My specific comments are:
1-Since the main motivation is large-ensemble simulation, the use of only 150 hydrodynamic simulations per case study feels limited. The authors should either test a larger ensemble, for example 500 or 1000 scenarios, or provide a learning-curve analysis showing how model accuracy changes as the number of training simulations increases. This would help demonstrate whether 100 training cases are sufficient and whether additional simulations would meaningfully improve performance.
2-Although Appendix E explains the governing shallow-water equations, finite-volume discretisation, etc., more practical setup information would improve reproducibility. This could include mesh-generation criteria, numeric e.g., timestep settings, and interpolation from triangular mesh to raster grid, and any calibration steps.
3-The Magnifier is constrained to preserve the water volume implied by the coarse FNO prediction through a zero-sum residual correction, which is useful for mass consistency but may limit its ability to correct coarse-scale volume errors. In addition, the Magnifier is applied only to regions identified as wet or non-dry by the coarse model.
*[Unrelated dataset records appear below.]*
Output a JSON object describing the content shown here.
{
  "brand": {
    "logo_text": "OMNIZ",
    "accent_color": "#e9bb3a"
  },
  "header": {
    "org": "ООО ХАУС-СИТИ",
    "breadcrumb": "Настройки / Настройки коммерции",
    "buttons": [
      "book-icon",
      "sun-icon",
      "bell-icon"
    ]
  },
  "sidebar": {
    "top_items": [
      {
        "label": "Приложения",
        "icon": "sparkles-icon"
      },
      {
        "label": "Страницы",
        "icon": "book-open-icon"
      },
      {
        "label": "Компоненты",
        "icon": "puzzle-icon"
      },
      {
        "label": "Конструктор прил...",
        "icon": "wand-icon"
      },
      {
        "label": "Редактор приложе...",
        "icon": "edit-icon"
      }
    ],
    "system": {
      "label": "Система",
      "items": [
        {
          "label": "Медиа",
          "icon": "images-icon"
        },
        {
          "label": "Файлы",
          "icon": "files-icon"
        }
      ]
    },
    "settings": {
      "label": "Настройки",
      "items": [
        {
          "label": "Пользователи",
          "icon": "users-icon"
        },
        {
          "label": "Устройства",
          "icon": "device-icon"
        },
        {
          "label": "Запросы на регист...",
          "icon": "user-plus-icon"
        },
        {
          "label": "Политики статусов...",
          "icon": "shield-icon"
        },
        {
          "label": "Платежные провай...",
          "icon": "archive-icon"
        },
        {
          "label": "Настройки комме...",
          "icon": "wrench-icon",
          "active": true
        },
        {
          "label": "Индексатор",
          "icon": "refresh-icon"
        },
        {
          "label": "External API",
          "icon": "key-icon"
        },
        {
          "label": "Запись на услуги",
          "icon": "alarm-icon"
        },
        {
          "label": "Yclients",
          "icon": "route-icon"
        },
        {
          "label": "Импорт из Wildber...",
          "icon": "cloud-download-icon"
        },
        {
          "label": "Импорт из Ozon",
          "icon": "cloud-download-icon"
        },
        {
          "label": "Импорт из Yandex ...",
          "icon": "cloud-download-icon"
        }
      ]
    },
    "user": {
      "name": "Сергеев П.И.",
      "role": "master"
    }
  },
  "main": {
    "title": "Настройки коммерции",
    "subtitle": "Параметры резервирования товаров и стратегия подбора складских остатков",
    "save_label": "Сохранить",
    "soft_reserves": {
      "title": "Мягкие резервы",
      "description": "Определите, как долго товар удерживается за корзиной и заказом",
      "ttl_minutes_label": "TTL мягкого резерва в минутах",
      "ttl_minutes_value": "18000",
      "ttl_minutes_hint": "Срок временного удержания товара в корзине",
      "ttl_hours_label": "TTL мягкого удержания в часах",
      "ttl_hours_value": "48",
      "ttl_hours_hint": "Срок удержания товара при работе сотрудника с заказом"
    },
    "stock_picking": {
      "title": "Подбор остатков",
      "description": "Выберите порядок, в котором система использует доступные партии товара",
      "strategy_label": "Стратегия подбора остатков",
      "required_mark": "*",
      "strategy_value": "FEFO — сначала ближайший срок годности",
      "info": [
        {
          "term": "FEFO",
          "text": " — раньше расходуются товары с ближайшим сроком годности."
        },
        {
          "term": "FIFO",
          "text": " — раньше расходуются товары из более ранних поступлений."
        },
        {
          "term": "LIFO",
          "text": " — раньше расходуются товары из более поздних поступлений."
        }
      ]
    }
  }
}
Therefore, if the coarse FNO misses a shallow inundation pathway or incorrectly predicts a dry coarse cell, the refinement stage may not recover that flooding. The authors should quantify this failure mode by reporting stage-wise errors: coarse FNO wet/dry recall, missed inundated cells before refinement, and the sensitivity of final CSI/FAR/POD to the coarse wet-cell mask.
4-The conclusion is weak, use your numbers/values, rather than only summarising the concept. For example, the paper reports high NSE values for depth prediction, strong CSI values for inundation extent, low false-alarm rates compared with interpolation, and small peak magnitude/timing errors. REPORT THE QUANTITATIVE FINDINGS.
5-The current methodology is technically detailed, but a short intuitive explanation would help readers outside machine learning understand how the model learns the mapping from hydrographs and terrain to flood-depth fields. This explanation should be written in the authors’ own words rather than only relying on standard neural-operator terminology.